Затем настала пора созидать города. На берегу рек и озер, на перекрестках каналов и дорог, в глубине бухт и в теплых долинах, опоясанных горами, зарождались города. Сначала несколько жалких хижин, страдавших от дождей, ветров и грозы; потом возникали деревни, имевшие уже более солидный вид; наконец — горделивые города, украшенные дворцами и забронированные стенами; наконец — исполинские столицы, в прудах которых отражались мраморные дворцы и кедровые пагоды. И более далеко, чем видел ограниченный горизонтом глаз, сверкали фарфоровые крыши с приподнятыми углами, подобно шатру Хоанг Ти. И в листве тутовых деревьев шелковичные черви покорно пряли шелковистые нити, и только в блестящий шелк одевались люди.

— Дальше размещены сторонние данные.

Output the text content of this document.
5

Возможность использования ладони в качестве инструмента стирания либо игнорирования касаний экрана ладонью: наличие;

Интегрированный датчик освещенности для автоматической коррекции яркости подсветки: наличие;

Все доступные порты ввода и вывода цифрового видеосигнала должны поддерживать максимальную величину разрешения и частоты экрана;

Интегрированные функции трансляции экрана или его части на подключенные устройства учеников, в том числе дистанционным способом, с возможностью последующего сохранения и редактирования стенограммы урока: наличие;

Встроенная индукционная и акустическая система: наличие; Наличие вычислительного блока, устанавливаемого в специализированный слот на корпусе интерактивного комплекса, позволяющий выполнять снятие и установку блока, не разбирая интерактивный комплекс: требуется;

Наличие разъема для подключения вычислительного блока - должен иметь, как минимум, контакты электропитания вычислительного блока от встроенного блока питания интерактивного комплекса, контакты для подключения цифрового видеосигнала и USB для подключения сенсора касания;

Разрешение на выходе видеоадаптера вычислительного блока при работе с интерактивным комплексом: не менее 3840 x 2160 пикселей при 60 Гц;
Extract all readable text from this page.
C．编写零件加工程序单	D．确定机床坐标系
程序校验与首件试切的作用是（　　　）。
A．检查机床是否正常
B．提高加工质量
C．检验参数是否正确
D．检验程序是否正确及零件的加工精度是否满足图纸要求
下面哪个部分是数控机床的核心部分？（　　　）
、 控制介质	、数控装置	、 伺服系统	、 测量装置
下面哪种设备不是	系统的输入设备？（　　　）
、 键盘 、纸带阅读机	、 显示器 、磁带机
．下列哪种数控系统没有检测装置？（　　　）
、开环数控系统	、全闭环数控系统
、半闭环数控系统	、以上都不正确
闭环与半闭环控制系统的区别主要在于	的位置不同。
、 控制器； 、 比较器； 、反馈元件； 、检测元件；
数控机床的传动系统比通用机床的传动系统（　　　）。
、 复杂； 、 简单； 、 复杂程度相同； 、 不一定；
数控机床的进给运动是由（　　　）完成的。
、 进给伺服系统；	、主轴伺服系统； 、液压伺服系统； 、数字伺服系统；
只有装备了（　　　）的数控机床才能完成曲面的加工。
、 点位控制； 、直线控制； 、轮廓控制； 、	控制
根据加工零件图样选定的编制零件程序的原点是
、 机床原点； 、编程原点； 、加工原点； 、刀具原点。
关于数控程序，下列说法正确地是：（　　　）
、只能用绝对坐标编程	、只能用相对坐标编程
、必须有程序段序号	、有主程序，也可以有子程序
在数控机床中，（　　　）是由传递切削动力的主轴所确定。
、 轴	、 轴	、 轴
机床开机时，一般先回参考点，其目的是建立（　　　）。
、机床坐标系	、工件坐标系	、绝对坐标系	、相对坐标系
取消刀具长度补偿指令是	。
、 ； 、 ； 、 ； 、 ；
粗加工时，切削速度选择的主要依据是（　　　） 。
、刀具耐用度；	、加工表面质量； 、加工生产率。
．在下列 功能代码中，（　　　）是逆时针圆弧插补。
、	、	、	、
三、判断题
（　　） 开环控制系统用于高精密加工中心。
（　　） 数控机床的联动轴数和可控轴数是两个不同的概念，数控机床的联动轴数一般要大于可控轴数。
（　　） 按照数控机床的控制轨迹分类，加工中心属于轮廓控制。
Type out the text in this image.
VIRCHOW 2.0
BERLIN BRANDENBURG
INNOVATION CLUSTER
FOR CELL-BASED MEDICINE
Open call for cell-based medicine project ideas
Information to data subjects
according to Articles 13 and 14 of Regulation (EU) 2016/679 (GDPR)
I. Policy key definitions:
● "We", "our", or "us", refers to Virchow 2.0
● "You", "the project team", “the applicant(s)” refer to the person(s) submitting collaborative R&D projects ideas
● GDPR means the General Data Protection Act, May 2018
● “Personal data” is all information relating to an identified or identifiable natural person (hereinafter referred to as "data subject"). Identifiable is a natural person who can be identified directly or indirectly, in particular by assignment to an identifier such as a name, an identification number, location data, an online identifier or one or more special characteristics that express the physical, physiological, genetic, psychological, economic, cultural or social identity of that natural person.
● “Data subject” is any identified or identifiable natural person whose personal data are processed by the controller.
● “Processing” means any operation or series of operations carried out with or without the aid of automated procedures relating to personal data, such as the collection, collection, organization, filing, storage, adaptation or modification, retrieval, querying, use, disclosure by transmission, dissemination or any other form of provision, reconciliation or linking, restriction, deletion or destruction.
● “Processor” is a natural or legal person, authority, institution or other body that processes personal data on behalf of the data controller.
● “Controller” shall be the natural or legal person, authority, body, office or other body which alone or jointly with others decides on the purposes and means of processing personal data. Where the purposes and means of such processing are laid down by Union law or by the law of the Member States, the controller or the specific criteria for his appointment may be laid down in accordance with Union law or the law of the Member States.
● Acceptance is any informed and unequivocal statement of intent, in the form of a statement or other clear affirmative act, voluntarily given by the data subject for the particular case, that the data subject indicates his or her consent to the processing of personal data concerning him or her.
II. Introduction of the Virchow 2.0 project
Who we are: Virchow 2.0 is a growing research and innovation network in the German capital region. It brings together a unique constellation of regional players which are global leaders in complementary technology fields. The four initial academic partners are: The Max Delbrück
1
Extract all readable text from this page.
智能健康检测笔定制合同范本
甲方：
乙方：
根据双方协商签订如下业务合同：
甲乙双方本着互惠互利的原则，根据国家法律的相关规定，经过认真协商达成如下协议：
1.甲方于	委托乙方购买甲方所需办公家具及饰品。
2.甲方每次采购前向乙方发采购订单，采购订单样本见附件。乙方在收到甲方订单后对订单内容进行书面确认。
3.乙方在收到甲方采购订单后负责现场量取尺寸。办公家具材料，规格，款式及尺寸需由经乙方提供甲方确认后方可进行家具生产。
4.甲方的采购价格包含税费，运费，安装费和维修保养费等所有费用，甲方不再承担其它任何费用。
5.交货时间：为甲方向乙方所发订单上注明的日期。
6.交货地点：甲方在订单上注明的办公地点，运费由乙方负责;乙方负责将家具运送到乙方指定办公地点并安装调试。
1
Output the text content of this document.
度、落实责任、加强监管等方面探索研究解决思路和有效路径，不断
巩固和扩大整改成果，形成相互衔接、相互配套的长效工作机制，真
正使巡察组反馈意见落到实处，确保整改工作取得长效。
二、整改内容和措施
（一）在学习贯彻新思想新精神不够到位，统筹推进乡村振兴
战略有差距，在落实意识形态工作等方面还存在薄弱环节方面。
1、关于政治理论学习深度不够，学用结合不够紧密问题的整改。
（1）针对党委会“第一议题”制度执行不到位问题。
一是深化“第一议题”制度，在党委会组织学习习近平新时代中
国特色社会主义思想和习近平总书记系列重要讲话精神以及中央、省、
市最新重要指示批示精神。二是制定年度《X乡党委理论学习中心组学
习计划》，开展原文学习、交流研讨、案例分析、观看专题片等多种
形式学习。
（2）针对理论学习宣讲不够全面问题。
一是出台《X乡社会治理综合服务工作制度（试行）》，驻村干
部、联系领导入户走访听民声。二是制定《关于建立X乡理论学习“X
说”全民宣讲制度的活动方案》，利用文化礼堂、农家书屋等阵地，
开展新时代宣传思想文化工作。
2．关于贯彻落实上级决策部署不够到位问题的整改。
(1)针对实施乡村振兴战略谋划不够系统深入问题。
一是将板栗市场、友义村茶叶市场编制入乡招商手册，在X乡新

Император и народ победили.
Умиротворенные и благосклонные теперь боги перестали враждебно уединяться и поселились в пагодах, где в честь их были поставлены вылитые из чистого золота кумиры.
А на берегах реки, в недрах самой богатой из семнадцати провинций, была раскинута самая большая из семнадцати столиц. И Хоанг Ти вглядывался в нее… Нет, не доживет она до преклонного возраста, не будет она вековечной. Другие займут ее место. Но теперь было время ее величия: она была императрицей городов. За серыми стенами императорской столицы была ограда из красной стены: внутри этого красного города был еще желтый город — и в нем лиловый дворец. Там Хоанг Ти видел: на циновке, под зонтиком, усыпанным драгоценными каменьями, лежал он сам, император… Слуги, распростершись в отдаленье, вставали перед ним лишь для того, чтобы возжечь ладан вместе с маленькими свитками серебряной бумаги. Да, он, Хоанг Ти, лежал на циновке, держал трубку и курил.